🤖 AI Summary
Existing UI agents predominantly employ end-to-end automation, neglecting user involvement and contextual awareness at critical decision points—thereby undermining user autonomy (e.g., blind and low-vision (BLV) users remain unaware of equally priced but superior alternatives, such as higher-rated or better-tasting sparkling water options). Method: We propose a hybrid-proactivity interaction paradigm: for the first time, enabling UI agents to autonomously identify decision points—without explicit prompting—by jointly analyzing user queries, UI source code, and screenshots via large multimodal models, then pausing execution to solicit user preferences.

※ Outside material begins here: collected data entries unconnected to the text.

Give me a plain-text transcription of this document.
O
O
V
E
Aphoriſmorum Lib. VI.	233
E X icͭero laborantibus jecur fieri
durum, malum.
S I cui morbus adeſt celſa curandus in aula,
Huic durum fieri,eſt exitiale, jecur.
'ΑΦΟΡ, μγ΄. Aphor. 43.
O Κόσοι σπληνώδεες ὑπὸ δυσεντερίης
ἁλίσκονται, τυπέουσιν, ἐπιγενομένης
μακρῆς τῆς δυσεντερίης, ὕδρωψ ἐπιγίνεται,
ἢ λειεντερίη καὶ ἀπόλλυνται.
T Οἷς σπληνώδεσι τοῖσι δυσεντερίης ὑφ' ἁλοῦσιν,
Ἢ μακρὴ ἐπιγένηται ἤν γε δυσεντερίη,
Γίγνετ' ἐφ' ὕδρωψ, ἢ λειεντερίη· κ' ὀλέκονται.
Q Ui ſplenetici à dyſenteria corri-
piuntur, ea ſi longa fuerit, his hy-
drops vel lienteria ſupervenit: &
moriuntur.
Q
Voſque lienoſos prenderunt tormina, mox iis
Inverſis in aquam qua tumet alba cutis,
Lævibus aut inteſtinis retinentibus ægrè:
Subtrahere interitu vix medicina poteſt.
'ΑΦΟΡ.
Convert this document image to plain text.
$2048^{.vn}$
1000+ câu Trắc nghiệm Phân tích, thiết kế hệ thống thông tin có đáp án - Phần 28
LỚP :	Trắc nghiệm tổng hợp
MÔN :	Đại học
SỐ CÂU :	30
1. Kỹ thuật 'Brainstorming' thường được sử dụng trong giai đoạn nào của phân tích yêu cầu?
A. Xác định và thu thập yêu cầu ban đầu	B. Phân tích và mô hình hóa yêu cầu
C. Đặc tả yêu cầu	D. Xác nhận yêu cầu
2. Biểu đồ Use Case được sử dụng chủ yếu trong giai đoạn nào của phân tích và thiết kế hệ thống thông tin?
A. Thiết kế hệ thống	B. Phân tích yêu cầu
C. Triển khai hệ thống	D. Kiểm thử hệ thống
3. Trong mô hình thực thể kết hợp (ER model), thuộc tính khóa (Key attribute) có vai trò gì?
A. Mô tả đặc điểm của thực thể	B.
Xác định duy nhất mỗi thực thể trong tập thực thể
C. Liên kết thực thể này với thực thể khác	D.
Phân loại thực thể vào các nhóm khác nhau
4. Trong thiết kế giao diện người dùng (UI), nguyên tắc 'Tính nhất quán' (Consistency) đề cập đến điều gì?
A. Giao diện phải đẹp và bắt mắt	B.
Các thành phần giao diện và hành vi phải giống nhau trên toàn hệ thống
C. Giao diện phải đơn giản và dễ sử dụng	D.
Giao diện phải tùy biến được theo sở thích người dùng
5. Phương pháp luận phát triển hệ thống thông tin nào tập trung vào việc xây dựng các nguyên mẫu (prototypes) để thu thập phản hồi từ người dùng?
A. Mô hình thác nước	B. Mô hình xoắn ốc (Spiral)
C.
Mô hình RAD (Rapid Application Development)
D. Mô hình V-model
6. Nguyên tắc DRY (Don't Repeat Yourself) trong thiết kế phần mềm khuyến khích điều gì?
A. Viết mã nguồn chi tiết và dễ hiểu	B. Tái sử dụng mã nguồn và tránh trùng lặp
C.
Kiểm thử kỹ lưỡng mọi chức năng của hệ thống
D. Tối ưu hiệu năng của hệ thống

Contribution/Results: Evaluated on real-world web tasks, our approach significantly improves task completion rate and option alignment fidelity. In BLV-user scenarios, it outperforms baseline systems including OpenAI Operator, effectively balancing automation efficiency with user agency and control.
📝 Abstract
User interface (UI) agents promise to make inaccessible or complex UIs easier to access for blind and low-vision (BLV) users. However, current UI agents typically perform tasks end-to-end without involving users in critical choices or making them aware of important contextual information, thus reducing user agency. For example, in our field study, a BLV participant asked to buy the cheapest available sparkling water, and the agent automatically chose one from several equally priced options, without mentioning alternative products with different flavors or better ratings. To address this problem, we introduce Morae, a UI agent that automatically identifies decision points during task execution and pauses so that users can make choices. Morae uses large multimodal models to interpret user queries alongside UI code and screenshots, and prompt users for clarification when there is a choice to be made. In a study over real-world web tasks with BLV participants, Morae helped users complete more tasks and select options that better matched their preferences, as compared to baseline agents, including OpenAI Operator. More broadly, this work exemplifies a mixed-initiative approach in which users benefit from the automation of UI agents while being able to express their preferences.